Felt, Not Heard (shortened to FNH) is an American studio company specializing in sound design, musical composition, and audio production. It was founded by composer Joe Johnson in 2008, and is currently headquartered in New York City.

Since their formation in 2008, they have co-operated with creative companies for various commercials, films and motion graphics. Some of their clients include TBWA Worldwide, Squarespace, Adidas, A24, Comedy Central, and Mitsubishi.

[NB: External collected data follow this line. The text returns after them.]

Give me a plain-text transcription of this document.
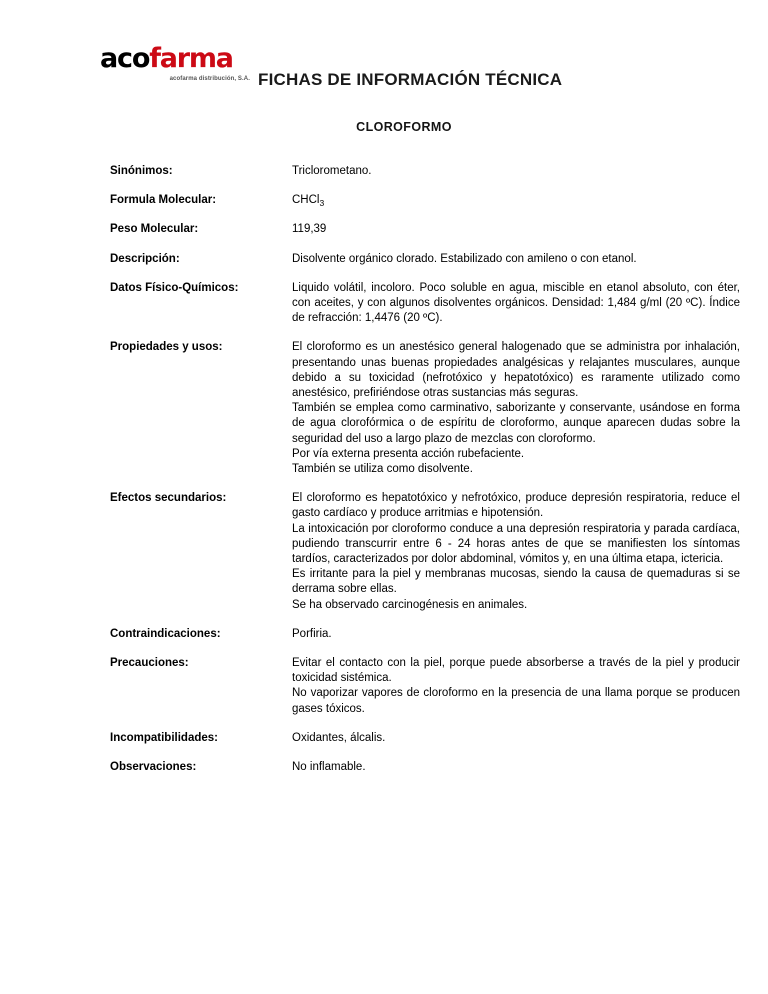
acofarma
acofarma distribución, S.A. FICHAS DE INFORMACIÓN TÉCNICA
CLOROFORMO
Sinónimos:	Triclorometano.

Formula Molecular:	CHCl$_3$

Peso Molecular:	119,39

Descripción:	Disolvente orgánico clorado. Estabilizado con amileno o con etanol.

Datos Físico-Químicos:	Liquido volátil, incoloro. Poco soluble en agua, miscible en etanol absoluto, con éter, con aceites, y con algunos disolventes orgánicos. Densidad: 1,484 g/ml (20 ºC). Índice de refracción: 1,4476 (20 ºC).

Propiedades y usos:	El cloroformo es un anestésico general halogenado que se administra por inhalación, presentando unas buenas propiedades analgésicas y relajantes musculares, aunque debido a su toxicidad (nefrotóxico y hepatotóxico) es raramente utilizado como anestésico, prefiriéndose otras sustancias más seguras.

También se emplea como carminativo, saborizante y conservante, usándose en forma de agua clorofórmica o de espíritu de cloroformo, aunque aparecen dudas sobre la seguridad del uso a largo plazo de mezclas con cloroformo.

Por vía externa presenta acción rubefaciente.

También se utiliza como disolvente.

Efectos secundarios:	El cloroformo es hepatotóxico y nefrotóxico, produce depresión respiratoria, reduce el gasto cardíaco y produce arritmias e hipotensión.

La intoxicación por cloroformo conduce a una depresión respiratoria y parada cardíaca, pudiendo transcurrir entre 6 - 24 horas antes de que se manifiesten los síntomas tardíos, caracterizados por dolor abdominal, vómitos y, en una última etapa, ictericia.

Es irritante para la piel y membranas mucosas, siendo la causa de quemaduras si se derrama sobre ellas.

Se ha observado carcinogénesis en animales.

Contraindicaciones:	Porfiria.

Precauciones:	Evitar el contacto con la piel, porque puede absorberse a través de la piel y producir toxicidad sistémica.

No vaporizar vapores de cloroformo en la presencia de una llama porque se producen gases tóxicos.

Incompatibilidades:	Oxidantes, álcalis.

Observaciones:	No inflamable.
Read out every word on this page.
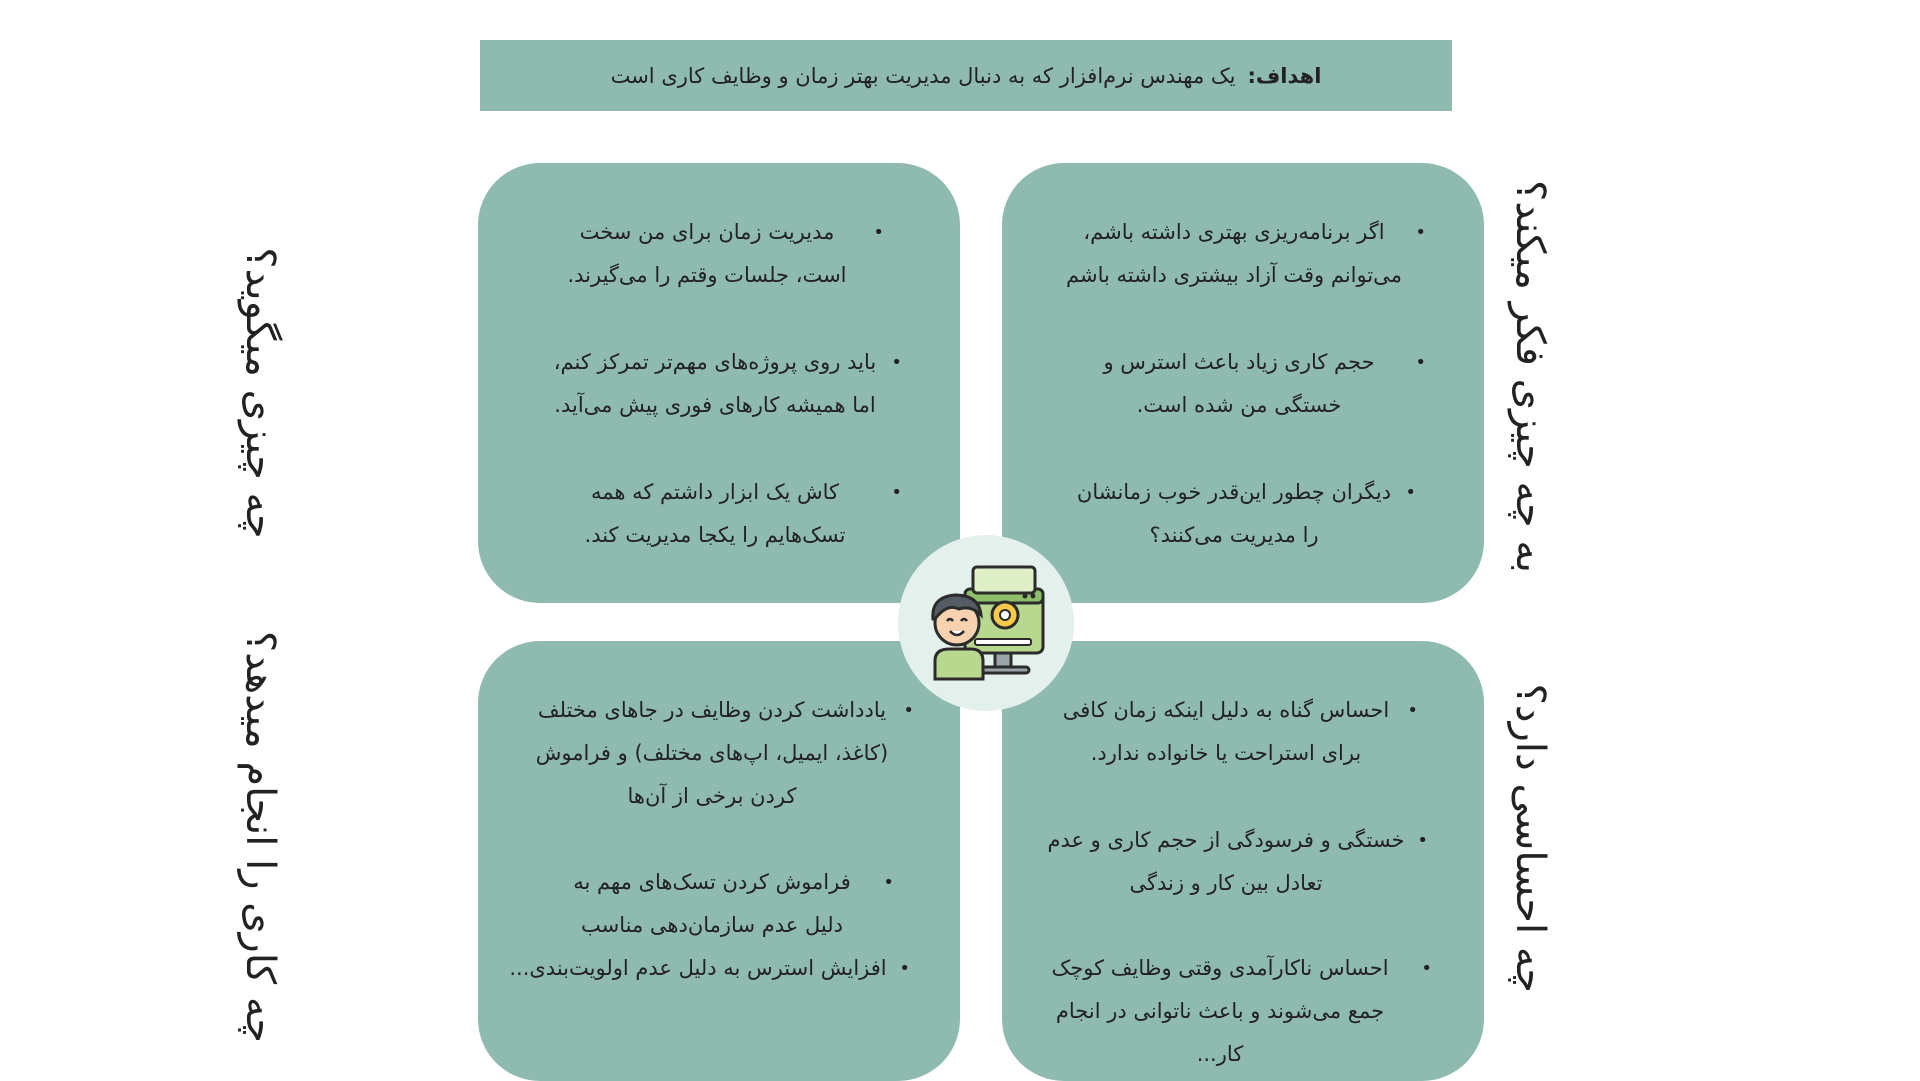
اهداف:
یک مهندس نرم‌افزار که به دنبال مدیریت بهتر زمان و وظایف کاری است
•
مدیریت زمان برای من سخت است، جلسات وقتم را می‌گیرند.
•
باید روی پروژه‌های مهم‌تر تمرکز کنم، اما همیشه کارهای فوری پیش می‌آید.
•
کاش یک ابزار داشتم که همه تسک‌هایم را یکجا مدیریت کند.
•
اگر برنامه‌ریزی بهتری داشته باشم، می‌توانم وقت آزاد بیشتری داشته باشم
•
حجم کاری زیاد باعث استرس و خستگی من شده است.
•
دیگران چطور این‌قدر خوب زمانشان را مدیریت می‌کنند؟
•
یادداشت کردن وظایف در جاهای مختلف (کاغذ، ایمیل، اپ‌های مختلف) و فراموش کردن برخی از آن‌ها
•
فراموش کردن تسک‌های مهم به دلیل عدم سازمان‌دهی مناسب
•
افزایش استرس به دلیل عدم اولویت‌بندی...
•
احساس گناه به دلیل اینکه زمان کافی برای استراحت یا خانواده ندارد.
•
خستگی و فرسودگی از حجم کاری و عدم تعادل بین کار و زندگی
•
احساس ناکارآمدی وقتی وظایف کوچک جمع می‌شوند و باعث ناتوانی در انجام کار...
چه چیزی میگوید؟
چه کاری را انجام میدهد؟
به چه چیزی فکر میکند؟
چه احساسی دارد؟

In 2011, Mr. Johnson was awarded with the Art Director's Club Young Gun award which "recognizes the vanguard of creative professionals 30 years of age and under."

Clients 
These are the clients Felt, Not Heard has collaborated with:

 TBWA Worldwide
 AIGA
 Axe
 Buxom
 Clinique
 Mercedes-Benz
 Vanderbilt University Hospital
 Squarespace
 Adidas
 Arper
 NYCxDesign
 TED
 I Am Always Hungry
 Michael Kors
 Nissan
 A24
 AwesomenessTV
 Comedy Central
 bareMinerals
 Prada
 2x4
 Gilette

Logo and name meaning 
The logo for Felt, Not Heard was designed by creative agency, DIA. According to them,The graphic system is based on four lines which references a bass instrument's four strings. We chose an extremely reductive design to visually represent subtly of Felt, Not Heard.Alluding to the explanation, the name of the company is a general music term about the use of the bass guitar quietly in an ensemble.